Hacker News new | ask | show | jobs
by treis 1552 days ago
FP explanations like this annoy me:

That is, this code:

x = foo()

y = bar(x)

z = bar(x)

Should mean the same thing as:

y = bar(foo())

z = bar(foo())

Because it's obvious to anyone that has written any sort of complex program that those are not the same thing. foo() can be an expensive operation like an HTTP call. Or it might depend on a database which can change state underneath it.

I assume FP has answers for these things but the tutorials never cover them. They all imagine a world without state or expensive operations to show how wonderful it is. And that's an easy world to program in.

5 comments

> Because it's obvious to anyone that has written any sort of complex program that those are not the same thing.

They are the same thing in Haskell (except for when forcing the thunks into eager values happens, due to the weirdness of laziness, but that has nothing to do with purity).

> I assume FP has answers for these things but the tutorials never cover them.

Except this one does:

> The <- works like an =, except it signals that equational reasoning doesn't apply to this value. You can't replace what_the_user_typed with getline - your program won't compile.

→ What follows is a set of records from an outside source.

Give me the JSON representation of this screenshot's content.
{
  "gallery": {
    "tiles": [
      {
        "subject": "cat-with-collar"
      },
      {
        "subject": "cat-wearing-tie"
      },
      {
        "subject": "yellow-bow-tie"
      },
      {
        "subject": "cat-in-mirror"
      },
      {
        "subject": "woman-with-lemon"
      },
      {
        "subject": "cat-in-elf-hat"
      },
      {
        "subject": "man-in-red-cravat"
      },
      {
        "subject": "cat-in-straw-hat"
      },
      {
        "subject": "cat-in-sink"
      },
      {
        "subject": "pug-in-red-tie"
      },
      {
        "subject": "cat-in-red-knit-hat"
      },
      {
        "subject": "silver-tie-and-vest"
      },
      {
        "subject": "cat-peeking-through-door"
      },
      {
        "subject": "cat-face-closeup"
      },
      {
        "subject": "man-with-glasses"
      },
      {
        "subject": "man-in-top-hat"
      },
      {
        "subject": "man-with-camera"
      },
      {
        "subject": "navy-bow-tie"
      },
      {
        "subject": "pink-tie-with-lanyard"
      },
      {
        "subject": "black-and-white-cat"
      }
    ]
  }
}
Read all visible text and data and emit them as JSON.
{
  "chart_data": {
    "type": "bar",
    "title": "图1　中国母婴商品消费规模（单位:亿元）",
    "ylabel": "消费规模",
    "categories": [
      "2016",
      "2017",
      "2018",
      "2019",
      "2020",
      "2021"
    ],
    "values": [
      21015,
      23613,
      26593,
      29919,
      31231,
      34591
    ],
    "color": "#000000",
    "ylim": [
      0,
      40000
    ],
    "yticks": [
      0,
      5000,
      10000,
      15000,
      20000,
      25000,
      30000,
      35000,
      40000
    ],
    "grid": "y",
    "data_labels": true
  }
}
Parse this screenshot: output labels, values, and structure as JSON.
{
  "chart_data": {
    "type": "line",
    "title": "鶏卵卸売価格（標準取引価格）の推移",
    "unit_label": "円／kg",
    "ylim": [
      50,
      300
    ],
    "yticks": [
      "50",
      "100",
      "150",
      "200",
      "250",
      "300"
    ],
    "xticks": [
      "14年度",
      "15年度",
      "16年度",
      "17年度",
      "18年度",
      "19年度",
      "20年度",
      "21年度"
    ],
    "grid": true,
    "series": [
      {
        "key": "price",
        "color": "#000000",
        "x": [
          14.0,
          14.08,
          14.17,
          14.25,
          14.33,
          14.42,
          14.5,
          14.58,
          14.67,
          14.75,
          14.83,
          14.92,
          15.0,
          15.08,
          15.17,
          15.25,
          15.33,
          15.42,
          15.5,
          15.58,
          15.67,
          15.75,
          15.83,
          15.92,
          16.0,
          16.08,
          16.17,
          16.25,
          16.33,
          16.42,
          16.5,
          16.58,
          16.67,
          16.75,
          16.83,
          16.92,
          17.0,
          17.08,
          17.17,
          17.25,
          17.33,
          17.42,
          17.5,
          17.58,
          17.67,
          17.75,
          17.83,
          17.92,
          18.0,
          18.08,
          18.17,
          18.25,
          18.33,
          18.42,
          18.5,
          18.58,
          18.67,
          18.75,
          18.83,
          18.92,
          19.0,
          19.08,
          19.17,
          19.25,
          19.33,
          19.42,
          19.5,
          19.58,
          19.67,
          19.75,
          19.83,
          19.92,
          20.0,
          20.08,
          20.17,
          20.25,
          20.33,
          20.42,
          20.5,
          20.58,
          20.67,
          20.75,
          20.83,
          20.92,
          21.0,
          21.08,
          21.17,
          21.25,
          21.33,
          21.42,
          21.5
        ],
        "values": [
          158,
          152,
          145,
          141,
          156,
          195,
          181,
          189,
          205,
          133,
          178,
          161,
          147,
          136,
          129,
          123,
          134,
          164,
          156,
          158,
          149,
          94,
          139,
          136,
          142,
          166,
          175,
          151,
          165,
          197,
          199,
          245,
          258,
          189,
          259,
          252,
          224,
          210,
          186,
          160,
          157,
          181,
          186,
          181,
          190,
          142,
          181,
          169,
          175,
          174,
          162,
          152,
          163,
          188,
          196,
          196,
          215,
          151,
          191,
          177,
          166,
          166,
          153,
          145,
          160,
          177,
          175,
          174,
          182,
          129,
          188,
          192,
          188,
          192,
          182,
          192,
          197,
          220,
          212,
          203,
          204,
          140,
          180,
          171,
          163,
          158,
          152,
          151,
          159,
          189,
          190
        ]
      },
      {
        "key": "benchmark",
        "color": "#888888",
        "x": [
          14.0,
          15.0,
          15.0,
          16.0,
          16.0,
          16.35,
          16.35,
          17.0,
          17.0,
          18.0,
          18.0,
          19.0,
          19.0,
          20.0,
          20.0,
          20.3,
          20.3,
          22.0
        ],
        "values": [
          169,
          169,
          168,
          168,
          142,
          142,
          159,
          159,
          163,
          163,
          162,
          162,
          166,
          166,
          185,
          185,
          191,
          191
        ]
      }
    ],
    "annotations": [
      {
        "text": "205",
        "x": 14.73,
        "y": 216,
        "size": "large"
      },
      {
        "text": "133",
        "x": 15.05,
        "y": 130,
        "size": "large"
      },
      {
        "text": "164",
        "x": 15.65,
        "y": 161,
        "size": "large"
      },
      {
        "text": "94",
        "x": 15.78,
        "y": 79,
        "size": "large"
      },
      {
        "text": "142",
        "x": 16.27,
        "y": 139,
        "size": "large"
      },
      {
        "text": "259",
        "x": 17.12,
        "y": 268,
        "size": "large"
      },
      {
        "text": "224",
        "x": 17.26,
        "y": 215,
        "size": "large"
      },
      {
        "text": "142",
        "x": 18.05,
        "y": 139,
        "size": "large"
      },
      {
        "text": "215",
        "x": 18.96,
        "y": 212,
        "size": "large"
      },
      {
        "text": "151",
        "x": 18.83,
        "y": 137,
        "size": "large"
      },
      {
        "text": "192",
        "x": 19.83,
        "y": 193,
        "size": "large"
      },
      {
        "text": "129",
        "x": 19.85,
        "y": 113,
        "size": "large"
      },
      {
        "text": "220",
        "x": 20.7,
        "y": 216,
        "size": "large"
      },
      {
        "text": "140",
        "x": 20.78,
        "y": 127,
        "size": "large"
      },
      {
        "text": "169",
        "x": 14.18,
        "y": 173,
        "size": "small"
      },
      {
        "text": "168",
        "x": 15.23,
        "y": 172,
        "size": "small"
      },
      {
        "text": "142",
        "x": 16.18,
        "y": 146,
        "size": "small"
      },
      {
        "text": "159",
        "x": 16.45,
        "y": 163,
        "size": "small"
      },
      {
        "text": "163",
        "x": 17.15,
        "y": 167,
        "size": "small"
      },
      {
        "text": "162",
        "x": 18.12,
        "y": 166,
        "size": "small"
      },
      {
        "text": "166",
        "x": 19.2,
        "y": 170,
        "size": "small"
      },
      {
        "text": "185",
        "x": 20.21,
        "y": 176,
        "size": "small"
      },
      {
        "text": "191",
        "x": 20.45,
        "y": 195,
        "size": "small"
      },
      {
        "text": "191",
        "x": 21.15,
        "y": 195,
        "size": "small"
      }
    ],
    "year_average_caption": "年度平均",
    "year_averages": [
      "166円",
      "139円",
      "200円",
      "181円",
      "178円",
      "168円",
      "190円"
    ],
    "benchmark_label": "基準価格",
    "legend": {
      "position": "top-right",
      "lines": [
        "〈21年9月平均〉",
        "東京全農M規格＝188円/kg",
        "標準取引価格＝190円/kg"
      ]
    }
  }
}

>They are the same thing in Haskell

That just raises a different problem:

y = bar(generateUUID())

z = bar(generateUUID())

>Except this one does:

It doesn't explain it in the context of real world programming.

> That just raises a different problem:

    y = bar(generateUUID()) 
    z = bar(generateUUID())
You can't write that in Haskell! Instead you write something like.

  yuuid <- generateUUID
  zuuid <- generateUUID

  y = bar yuuid
  z = bar zuuid
Yeah, I'm not denying that these things are solved in Haskell or other FP languages. People build complex applications in those languages so all things must be possible one way or another. My complaint is that the tutorials never wade into these weeds and show how FP makes real world applications easier to build.
> the tutorials never wade into these weeds and show how FP makes real world applications easier to build

Yes that's true, and it's unfortunate.

Example program to show three ways of doing that:

  import System.Random

  randomInt :: IO Int
  randomInt = randomIO

  isEven1 :: Int -> Bool
  isEven1 n = (n `rem` 2) == 0

  isEven2 :: IO Int -> IO Bool
  isEven2 n = do
      m <- n
      return $ isEven1 m

  example1 :: IO ()
  example1 = do
      i1 <- randomInt
      let result1 = isEven1 i1
      putStrLn $ show result1

      i2 <- randomInt
      let result2 = isEven1 i2
      putStrLn $ show result2

      let result2' = isEven1 i2
      putStrLn $ show result2'

  example2 :: IO ()
  example2 = do
      result1 <- isEven2 randomInt
      putStrLn $ show result1

      result2 <- isEven2 randomInt
      putStrLn $ show result2

  randomIntIsEven :: IO Bool
  randomIntIsEven = isEven2 randomInt

  example3 :: IO ()
  example3 = do
      result1 <- randomIntIsEven
      putStrLn $ show result1

      result2 <- randomIntIsEven
      putStrLn $ show result2

  main :: IO ()
  main = do
      putStrLn "Example 1:"
      example1
      putStrLn "Example 2:"
      example2
      putStrLn "Example 3:"
      example3
In example1, result1 and result2 may differ, which is signalled by the arrow (instead of "="). result2 and result2' cannot differ, which is signalled by "=", where the right hand side is verbatim the same.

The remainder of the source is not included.